Menurut Dedy, sebagian besar jalan di wilayah kota tidak dirancang untuk menahan beban kendaraan yang mencapai puluhan ton. Akibatnya, jalan yang baru saja dibangun pun dapat cepat mengalami kerusakan, mulai dari munculnya retakan hingga terbentuknya lubang, yang pada akhirnya mengganggu kenyamanan dan membahayakan keselamatan pengguna jalan.

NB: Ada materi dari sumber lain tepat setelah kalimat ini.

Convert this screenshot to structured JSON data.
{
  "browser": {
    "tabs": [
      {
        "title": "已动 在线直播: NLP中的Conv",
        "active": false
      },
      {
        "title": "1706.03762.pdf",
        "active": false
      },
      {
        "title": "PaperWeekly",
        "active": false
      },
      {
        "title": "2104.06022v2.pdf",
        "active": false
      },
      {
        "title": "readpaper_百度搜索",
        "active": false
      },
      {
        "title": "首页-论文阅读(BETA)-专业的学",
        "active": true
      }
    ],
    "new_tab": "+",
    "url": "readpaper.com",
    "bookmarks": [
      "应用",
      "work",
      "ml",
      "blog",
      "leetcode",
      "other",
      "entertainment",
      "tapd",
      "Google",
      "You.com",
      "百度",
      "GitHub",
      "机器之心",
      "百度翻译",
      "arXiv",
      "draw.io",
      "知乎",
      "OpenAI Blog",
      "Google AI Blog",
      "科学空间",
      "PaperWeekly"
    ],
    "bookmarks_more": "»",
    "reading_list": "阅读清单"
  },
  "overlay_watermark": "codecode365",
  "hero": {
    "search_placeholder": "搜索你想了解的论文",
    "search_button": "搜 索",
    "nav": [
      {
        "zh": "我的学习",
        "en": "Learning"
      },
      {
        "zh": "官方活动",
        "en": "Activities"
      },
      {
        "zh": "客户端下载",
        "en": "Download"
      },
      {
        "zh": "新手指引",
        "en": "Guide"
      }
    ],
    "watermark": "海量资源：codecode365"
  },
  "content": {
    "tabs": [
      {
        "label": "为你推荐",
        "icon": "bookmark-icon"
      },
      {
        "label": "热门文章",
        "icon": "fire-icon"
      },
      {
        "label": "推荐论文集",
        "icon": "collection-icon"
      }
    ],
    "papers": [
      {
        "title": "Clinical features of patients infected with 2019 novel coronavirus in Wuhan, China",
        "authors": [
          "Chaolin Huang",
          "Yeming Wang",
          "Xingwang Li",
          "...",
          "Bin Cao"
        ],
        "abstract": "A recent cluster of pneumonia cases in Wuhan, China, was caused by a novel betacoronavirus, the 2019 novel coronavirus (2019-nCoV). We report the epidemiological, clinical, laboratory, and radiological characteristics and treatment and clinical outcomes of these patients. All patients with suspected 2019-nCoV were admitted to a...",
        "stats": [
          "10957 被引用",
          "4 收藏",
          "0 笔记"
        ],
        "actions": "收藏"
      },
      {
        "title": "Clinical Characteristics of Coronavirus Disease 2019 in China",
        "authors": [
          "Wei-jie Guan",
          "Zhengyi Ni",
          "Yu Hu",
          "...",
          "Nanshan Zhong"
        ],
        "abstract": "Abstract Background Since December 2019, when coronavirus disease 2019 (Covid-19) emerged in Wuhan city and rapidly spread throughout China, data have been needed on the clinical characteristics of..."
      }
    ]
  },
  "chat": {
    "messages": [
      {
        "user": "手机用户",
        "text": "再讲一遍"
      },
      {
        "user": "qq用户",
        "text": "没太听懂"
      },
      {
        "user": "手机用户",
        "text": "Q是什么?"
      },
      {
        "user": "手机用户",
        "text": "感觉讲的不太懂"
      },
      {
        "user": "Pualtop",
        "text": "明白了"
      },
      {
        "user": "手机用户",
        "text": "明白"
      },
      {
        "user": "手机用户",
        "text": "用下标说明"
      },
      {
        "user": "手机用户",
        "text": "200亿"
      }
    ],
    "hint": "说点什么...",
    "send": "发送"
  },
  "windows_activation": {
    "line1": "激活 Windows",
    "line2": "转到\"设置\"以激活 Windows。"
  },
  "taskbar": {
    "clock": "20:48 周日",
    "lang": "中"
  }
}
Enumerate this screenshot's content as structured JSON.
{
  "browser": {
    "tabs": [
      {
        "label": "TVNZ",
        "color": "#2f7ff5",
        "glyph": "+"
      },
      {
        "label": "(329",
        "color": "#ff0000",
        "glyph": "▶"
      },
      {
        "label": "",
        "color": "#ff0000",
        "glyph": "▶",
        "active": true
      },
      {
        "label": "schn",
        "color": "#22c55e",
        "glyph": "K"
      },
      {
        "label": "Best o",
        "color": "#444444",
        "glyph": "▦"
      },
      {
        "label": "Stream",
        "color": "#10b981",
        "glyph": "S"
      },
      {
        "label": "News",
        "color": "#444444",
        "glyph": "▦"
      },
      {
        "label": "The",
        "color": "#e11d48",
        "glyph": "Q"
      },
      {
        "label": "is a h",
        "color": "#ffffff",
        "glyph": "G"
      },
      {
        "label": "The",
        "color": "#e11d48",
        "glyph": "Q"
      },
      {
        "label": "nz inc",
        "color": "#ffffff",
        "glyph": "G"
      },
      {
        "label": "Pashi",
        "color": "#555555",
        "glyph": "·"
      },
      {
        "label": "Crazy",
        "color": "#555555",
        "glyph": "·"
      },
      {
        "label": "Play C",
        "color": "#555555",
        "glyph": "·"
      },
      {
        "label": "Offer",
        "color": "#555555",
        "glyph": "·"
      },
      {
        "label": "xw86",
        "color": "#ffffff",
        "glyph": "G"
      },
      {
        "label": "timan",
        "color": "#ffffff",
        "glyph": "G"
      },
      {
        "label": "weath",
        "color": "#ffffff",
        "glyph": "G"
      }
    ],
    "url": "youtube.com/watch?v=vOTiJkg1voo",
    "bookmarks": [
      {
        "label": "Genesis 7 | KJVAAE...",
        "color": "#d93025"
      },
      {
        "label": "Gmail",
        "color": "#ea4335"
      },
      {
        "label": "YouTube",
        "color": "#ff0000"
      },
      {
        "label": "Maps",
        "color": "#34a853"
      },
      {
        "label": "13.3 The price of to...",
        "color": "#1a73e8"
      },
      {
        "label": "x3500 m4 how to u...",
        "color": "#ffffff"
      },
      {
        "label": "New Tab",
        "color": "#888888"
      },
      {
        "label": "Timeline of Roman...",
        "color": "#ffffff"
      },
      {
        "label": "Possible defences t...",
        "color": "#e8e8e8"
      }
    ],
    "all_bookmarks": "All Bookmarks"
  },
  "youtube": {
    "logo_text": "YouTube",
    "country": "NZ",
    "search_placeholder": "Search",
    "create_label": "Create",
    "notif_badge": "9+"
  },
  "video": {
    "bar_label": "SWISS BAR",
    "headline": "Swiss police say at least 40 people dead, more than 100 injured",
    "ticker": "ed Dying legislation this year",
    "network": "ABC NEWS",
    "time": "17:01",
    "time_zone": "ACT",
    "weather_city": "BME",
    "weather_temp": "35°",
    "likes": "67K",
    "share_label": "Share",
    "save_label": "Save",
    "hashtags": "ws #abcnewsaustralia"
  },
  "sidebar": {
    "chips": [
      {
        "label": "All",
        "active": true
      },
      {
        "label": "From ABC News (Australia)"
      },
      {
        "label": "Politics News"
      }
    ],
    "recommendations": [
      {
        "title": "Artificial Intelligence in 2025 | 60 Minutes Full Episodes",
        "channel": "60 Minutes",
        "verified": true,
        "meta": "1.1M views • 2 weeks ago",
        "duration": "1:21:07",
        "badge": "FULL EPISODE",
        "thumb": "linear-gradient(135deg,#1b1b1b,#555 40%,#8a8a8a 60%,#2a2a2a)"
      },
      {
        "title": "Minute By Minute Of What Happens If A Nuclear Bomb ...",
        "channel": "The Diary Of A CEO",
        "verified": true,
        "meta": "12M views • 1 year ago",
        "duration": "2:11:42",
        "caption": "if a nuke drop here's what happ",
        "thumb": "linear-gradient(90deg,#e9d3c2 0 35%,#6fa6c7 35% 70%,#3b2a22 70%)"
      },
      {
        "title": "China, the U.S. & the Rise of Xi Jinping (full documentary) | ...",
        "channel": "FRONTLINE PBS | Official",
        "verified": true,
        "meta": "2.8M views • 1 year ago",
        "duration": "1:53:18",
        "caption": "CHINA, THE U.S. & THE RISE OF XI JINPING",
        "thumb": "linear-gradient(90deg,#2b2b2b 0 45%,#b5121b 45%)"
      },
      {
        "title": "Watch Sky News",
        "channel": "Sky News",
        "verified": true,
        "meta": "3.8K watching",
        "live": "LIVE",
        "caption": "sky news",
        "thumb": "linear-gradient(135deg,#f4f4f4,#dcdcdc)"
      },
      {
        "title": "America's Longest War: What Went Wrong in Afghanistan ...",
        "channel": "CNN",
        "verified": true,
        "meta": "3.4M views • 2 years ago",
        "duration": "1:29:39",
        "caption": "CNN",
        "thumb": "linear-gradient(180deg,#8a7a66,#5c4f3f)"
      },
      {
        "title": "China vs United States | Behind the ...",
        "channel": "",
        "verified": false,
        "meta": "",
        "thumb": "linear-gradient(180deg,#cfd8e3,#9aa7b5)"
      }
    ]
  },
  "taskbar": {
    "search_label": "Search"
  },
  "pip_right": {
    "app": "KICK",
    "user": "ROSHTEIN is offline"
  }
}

Ia menegaskan bahwa pembangunan infrastruktur jalan dibiayai dengan anggaran yang bersumber dari kontribusi masyarakat. Oleh karena itu, menjaga kondisi jalan agar tetap baik dan layak pakai merupakan tanggung jawab yang harus dipikul bersama oleh pemerintah dan masyarakat.
“Pemerintah tidak dapat bekerja sendirian dalam mengawasi dan menindak pelanggaran ini. Peran aktif dari masyarakat sangat kami harapkan, terutama untuk memberikan informasi atau melaporkan apabila ditemukan truk bertonase besar yang melintas di jalur yang seharusnya tidak dilewati kendaraan tersebut,” ujar Dedy pada hari Senin, 20 April 2026.
Di sisi lain, Dedy juga menyadari bahwa pelaksanaan pengawasan di lapangan masih menghadapi berbagai keterbatasan, salah satunya terkait jumlah tenaga petugas yang dimiliki oleh Dinas Perhubungan. Kondisi ini menyebabkan upaya pengendalian terhadap kendaraan bertonase besar belum dapat dijalankan secara menyeluruh dan maksimal di setiap titik yang menjadi perhatian.
Menyikapi hal tersebut, ia kembali menekankan pentingnya kerja sama dan sinergi antara pemerintah dan masyarakat dalam menjaga kualitas jalan di Kota Bengkulu. Melalui pengawasan yang dilakukan secara bersama-sama, diharapkan infrastruktur jalan dapat memiliki masa pakai yang lebih lama dan tetap layak digunakan, sehingga dapat terus mendukung berbagai aktivitas masyarakat sehari-hari.